An alternative to this would also to be using cudaq kernel mode for initializing the list. This would move the initialization and validation into compiled C++/MLIR runtime paths instead of the python list-comprehension we are seeing here.
Something like:
import cudaq
import numpy as np
import time
@cudaq.kernel
def zero_state_kernel(n: int):
q = cudaq.qvector(n)
for n in range(20, 28):
t0 = time.time()
state = cudaq.get_state(zero_state_kernel, n)
norm = np.vdot(state, state)
t1 = time.time()
print(f"Time for {n} qubits: {t1 - t0:.4f}s, ||ψ||² = {norm.real:.6f}")
Time for 20 qubits: 0.0640s, ||ψ||² = 1.000000
Time for 21 qubits: 0.0261s, ||ψ||² = 1.000000
Time for 22 qubits: 0.0568s, ||ψ||² = 1.000000
Time for 23 qubits: 0.1199s, ||ψ||² = 1.000000
Time for 24 qubits: 0.2043s, ||ψ||² = 1.000000
Time for 25 qubits: 0.3727s, ||ψ||² = 1.000000
Time for 26 qubits: 0.6856s, ||ψ||² = 1.000000
Time for 27 qubits: 1.2974s, ||ψ||² = 1.000000
I was trying to recreate the issue via the devcontainer image to run the debug mode tests, but had some issue with the build locally.
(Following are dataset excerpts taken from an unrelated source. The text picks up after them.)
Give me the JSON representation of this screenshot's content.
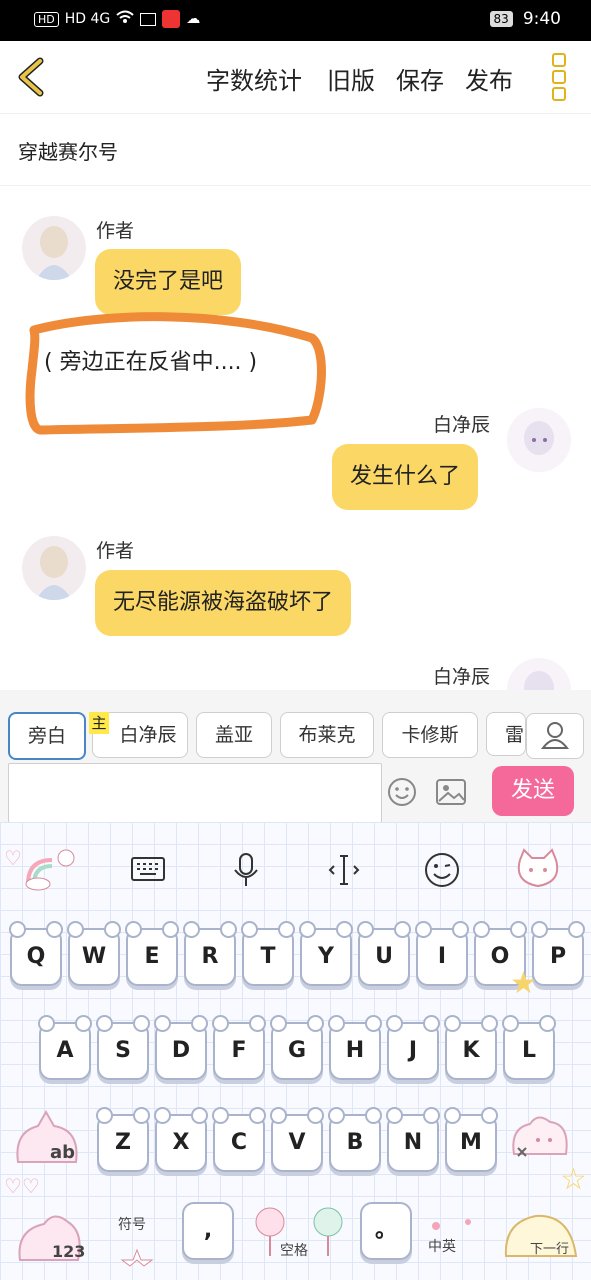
{
  "status_bar": {
    "left_icons": "HD 4G",
    "battery": "83",
    "time": "9:40"
  },
  "header": {
    "word_count": "字数统计",
    "old_version": "旧版",
    "save": "保存",
    "publish": "发布"
  },
  "story_title": "穿越赛尔号",
  "chat": {
    "msg1": {
      "name": "作者",
      "text": "没完了是吧"
    },
    "narration": "( 旁边正在反省中.... )",
    "msg2": {
      "name": "白净辰",
      "text": "发生什么了"
    },
    "msg3": {
      "name": "作者",
      "text": "无尽能源被海盗破坏了"
    },
    "msg4": {
      "name": "白净辰"
    }
  },
  "characters": {
    "main_mark": "主",
    "tabs": [
      "旁白",
      "白净辰",
      "盖亚",
      "布莱克",
      "卡修斯",
      "雷"
    ]
  },
  "composer": {
    "input_value": "",
    "send": "发送"
  },
  "keyboard": {
    "row1": [
      "Q",
      "W",
      "E",
      "R",
      "T",
      "Y",
      "U",
      "I",
      "O",
      "P"
    ],
    "row2": [
      "A",
      "S",
      "D",
      "F",
      "G",
      "H",
      "J",
      "K",
      "L"
    ],
    "row3": [
      "Z",
      "X",
      "C",
      "V",
      "B",
      "N",
      "M"
    ],
    "shift_label": "ab",
    "num_label": "123",
    "comma": ",",
    "period": "。",
    "space_label": "空格",
    "lang_label": "中英",
    "next_label": "下一行",
    "symbol_label": "符号"
  },
  "colors": {
    "bubble": "#fbd866",
    "send": "#f5699a",
    "accent": "#e0b31c",
    "annotation": "#ee8a38"
  }
}
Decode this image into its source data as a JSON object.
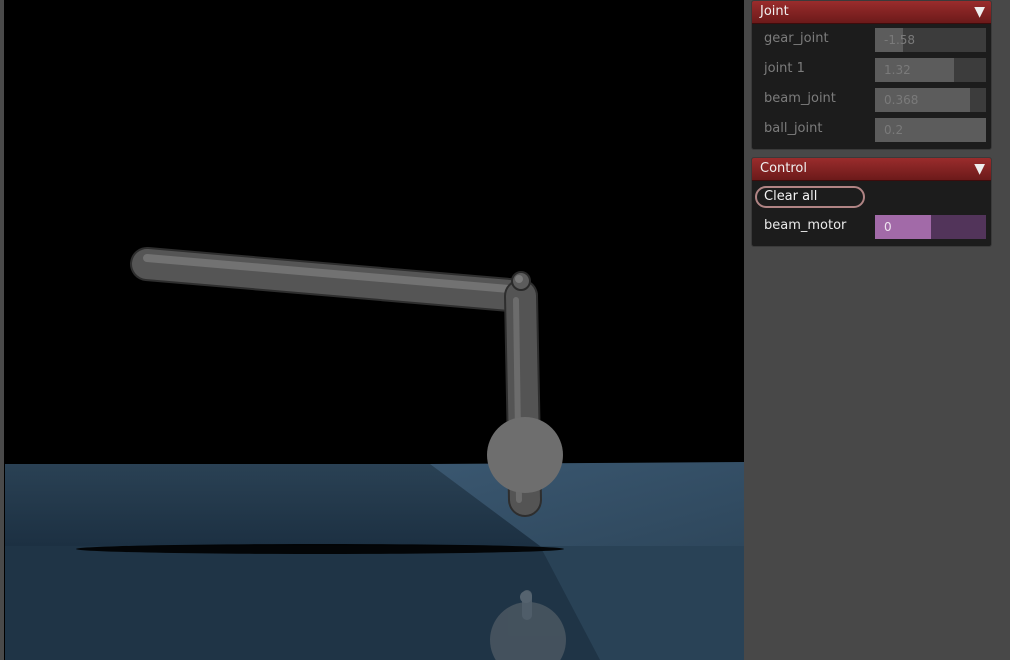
{
  "joint_panel": {
    "title": "Joint",
    "rows": [
      {
        "label": "gear_joint",
        "value": "-1.58",
        "fill": 0.25
      },
      {
        "label": "joint 1",
        "value": "1.32",
        "fill": 0.71
      },
      {
        "label": "beam_joint",
        "value": "0.368",
        "fill": 0.86
      },
      {
        "label": "ball_joint",
        "value": "0.2",
        "fill": 1.0
      }
    ]
  },
  "control_panel": {
    "title": "Control",
    "clear_label": "Clear all",
    "motor": {
      "label": "beam_motor",
      "value": "0",
      "fill": 0.5
    }
  }
}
In any case, I agree it makes sense to me to move this check into the compiled C++/MLIR paths. I am not aware if cudaq.qvector allows initialization with an arbitrary array. In a similar way, I was wondering if it makes sense to defer the check until after the data is moved onto the device, using either the data or init objects below.
norm = sum([np.conj(a) * a for a in initializer])
if np.abs(norm.imag) > 1e-4 or np.abs(1. - norm.real) > 1e-4:
raise RuntimeError(
"invalid input state for qalloc (not normalized)")
veqTy = quake.VeqType.get(int(numQubits))
qubits = quake.AllocaOp(veqTy).result
data = self.capturedDataStorage.storeArray(initializer)
init = quake.InitializeStateOp(qubits.type, qubits, data).result
I can look into it and come up with a proposal that runs normally (not debug mode) at least.